Thinking about retiring? Then it’s time to start a business. Americans over the age of 55 have the highest rate of self-employment
By Deborah Jeanne Sergeant
Do you know what you’ll do once you retire? If you’re like many baby boomers, you’ll be working in some way or another. According to a Pew Research Center study released in 2016, 18.8 percent of Americans 65 and older — numbering almost 9 million — work full- or part-time, up from 12.8 percent or 4 million in 2000.
For many baby boomers, their labor won’t be for someone else once they retire from their career position. In “The Multistage Life and Self-Employment in the On-Demand Economy” posted in March 2017 by Small Business Labs, “Americans over the age of 55 have the highest rate of self-employment of any age cohort.”
Many factors account for the entrepreneurial bug biting. For Leslie Rose McDonald, losing several human resource specialists jobs caused her to think that she could provide a useful service in career development and helping other adults transition. She specializes in helping baby boomers shift gears to new careers.
It wasn’t easy to start out on her own to found what eventually became Pathfinders CTS, Inc. in Liverpool. Knowing human resources is one thing; starting a business entails a lot more. That’s why McDonald sought out experts in the area whom she trusted for mentoring and advice.
McDonald followed advice she often shares with others, “Is there some yearning in the background?”
By establishing her own career transition firm, she could truly help others while leveraging her experience in human resources.
“It’s about looking at your heart for something you’re passionate about,” McDonald said.
But once a would-be entrepreneur has established what to do, it’s time to think about why.
If it’s for the money, it’s especially important to consider the up-front investment. Consulting, writing and similar home-based work may require $1,000 or less investment. Opening a major franchise location often requires hundreds of thousands — and much more time involvement and a longer return on the investment. Be honest with yourself as to how much of your time and financial resources you want to commit.
The ongoing financial commitment and the timeliness for the return on investment represent huge factors for baby boomers who want to start businesses. Will the business make money in time to recoup the investment?
For some people, taking over an existing business represents the way to go. It already has an established customer base, vendors and business systems in place; however, you may find that you don’t like the direction the business is going or how the processes work. Revamping a business may prove more difficult than starting from scratch.
For those who are financially comfortable, an encore career could enhance their legacy.
Many baby boomers simply feel bored doing nothing in retirement and find fulfillment in operating their own business.

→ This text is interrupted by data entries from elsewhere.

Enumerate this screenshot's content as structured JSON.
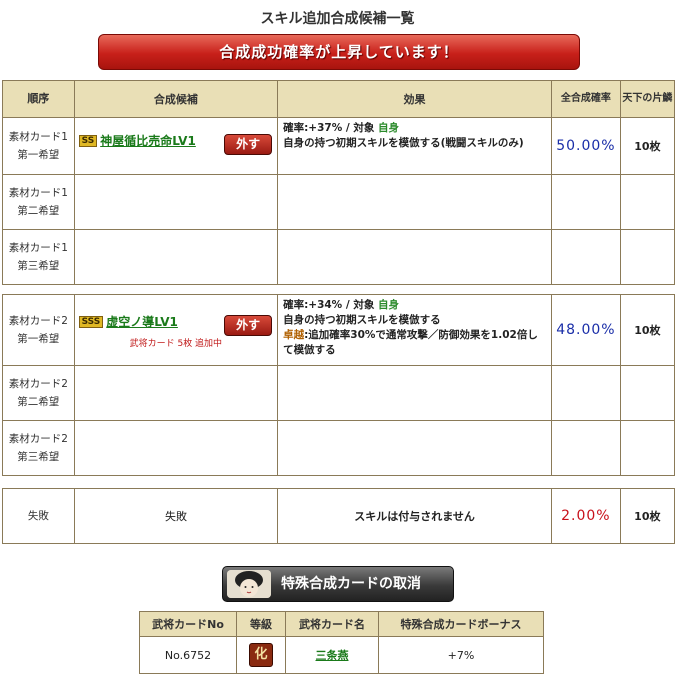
{
  "page": {
    "title": "スキル追加合成候補一覧",
    "banner": "合成成功確率が上昇しています！"
  },
  "headers": {
    "order": "順序",
    "candidate": "合成候補",
    "effect": "効果",
    "rate": "全合成確率",
    "price": "天下の片鱗"
  },
  "groups": [
    {
      "rows": [
        {
          "slot_line1": "素材カード1",
          "slot_line2": "第一希望",
          "rarity": "SS",
          "skill_name": "神屋循比売命LV1",
          "remove_label": "外す",
          "effect_line1_prefix": "確率:+37%  /  対象",
          "effect_target": "自身",
          "effect_line2": "自身の持つ初期スキルを模倣する(戦闘スキルのみ)",
          "rate": "50.00%",
          "price": "10枚"
        },
        {
          "slot_line1": "素材カード1",
          "slot_line2": "第二希望"
        },
        {
          "slot_line1": "素材カード1",
          "slot_line2": "第三希望"
        }
      ]
    },
    {
      "rows": [
        {
          "slot_line1": "素材カード2",
          "slot_line2": "第一希望",
          "rarity": "SSS",
          "skill_name": "虚空ノ導LV1",
          "remove_label": "外す",
          "note": "武将カード 5枚 追加中",
          "effect_line1_prefix": "確率:+34%  /  対象",
          "effect_target": "自身",
          "effect_line2": "自身の持つ初期スキルを模倣する",
          "effect_bonus_label": "卓越",
          "effect_line3": ":追加確率30%で通常攻撃／防御効果を1.02倍して模倣する",
          "rate": "48.00%",
          "price": "10枚"
        },
        {
          "slot_line1": "素材カード2",
          "slot_line2": "第二希望"
        },
        {
          "slot_line1": "素材カード2",
          "slot_line2": "第三希望"
        }
      ]
    }
  ],
  "failure": {
    "slot": "失敗",
    "candidate": "失敗",
    "effect": "スキルは付与されません",
    "rate": "2.00%",
    "price": "10枚"
  },
  "special_button": {
    "label": "特殊合成カードの取消"
  },
  "bonus_table": {
    "headers": [
      "武将カードNo",
      "等級",
      "武将カード名",
      "特殊合成カードボーナス"
    ],
    "row": {
      "card_no": "No.6752",
      "grade": "化",
      "card_name": "三条燕",
      "bonus": "+7%"
    }
  },
  "colors": {
    "header_bg": "#e9dfb6",
    "banner_red": "#c8201a",
    "rate_blue": "#1a2ea8",
    "rate_red": "#c8101a",
    "link_green": "#1a7a1a"
  }
}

Another example, Jane Falter of Rochester transitioned from working in human resources to offering professional coaching as a way of parlaying her years of experience into a successful small business. Falter was a little young to retire at the time and thought that starting her own business at this point would allow her to finally accomplish her dream that previously “I didn’t have the guts to do.”
She advises soon-to-be retirees to examine themselves for “some sort of skill that may indicate what they want to do.”
That may be completely different from what you’ve been doing, such as a weekend hobby you’d like to make profitable or, like McDonald and Falter, a half-step away — with some education needed. Falter has furthered her education to learn coaching and effective resume writing.
Falter advises would-be entrepreneurs to network with others in their desired industry and in business/entrepreneurial groups.
It takes time to establish and grow a business. Falter said that about five years is right. To help soften the effect, you can establish networks and work at it part-time before retirement.
“Start planning, if you still have a job,” Falter said. “It takes more resources that you initially may estimate.”
Regardless of what type of business you run, Falter thinks that the most difficult part is marketing. She always keeps her eyes open for opportunities and encourages entrepreneurs to “follow your gut.”
While marketing experts produced a professional online presence for her, she realized it was too stiff and formal for her. She wrote her own and felt that it was more authentic (though if writing isn’t your forte, a proofreader may help you).
“It has to be deeper than what you do but who you are,” Falter said.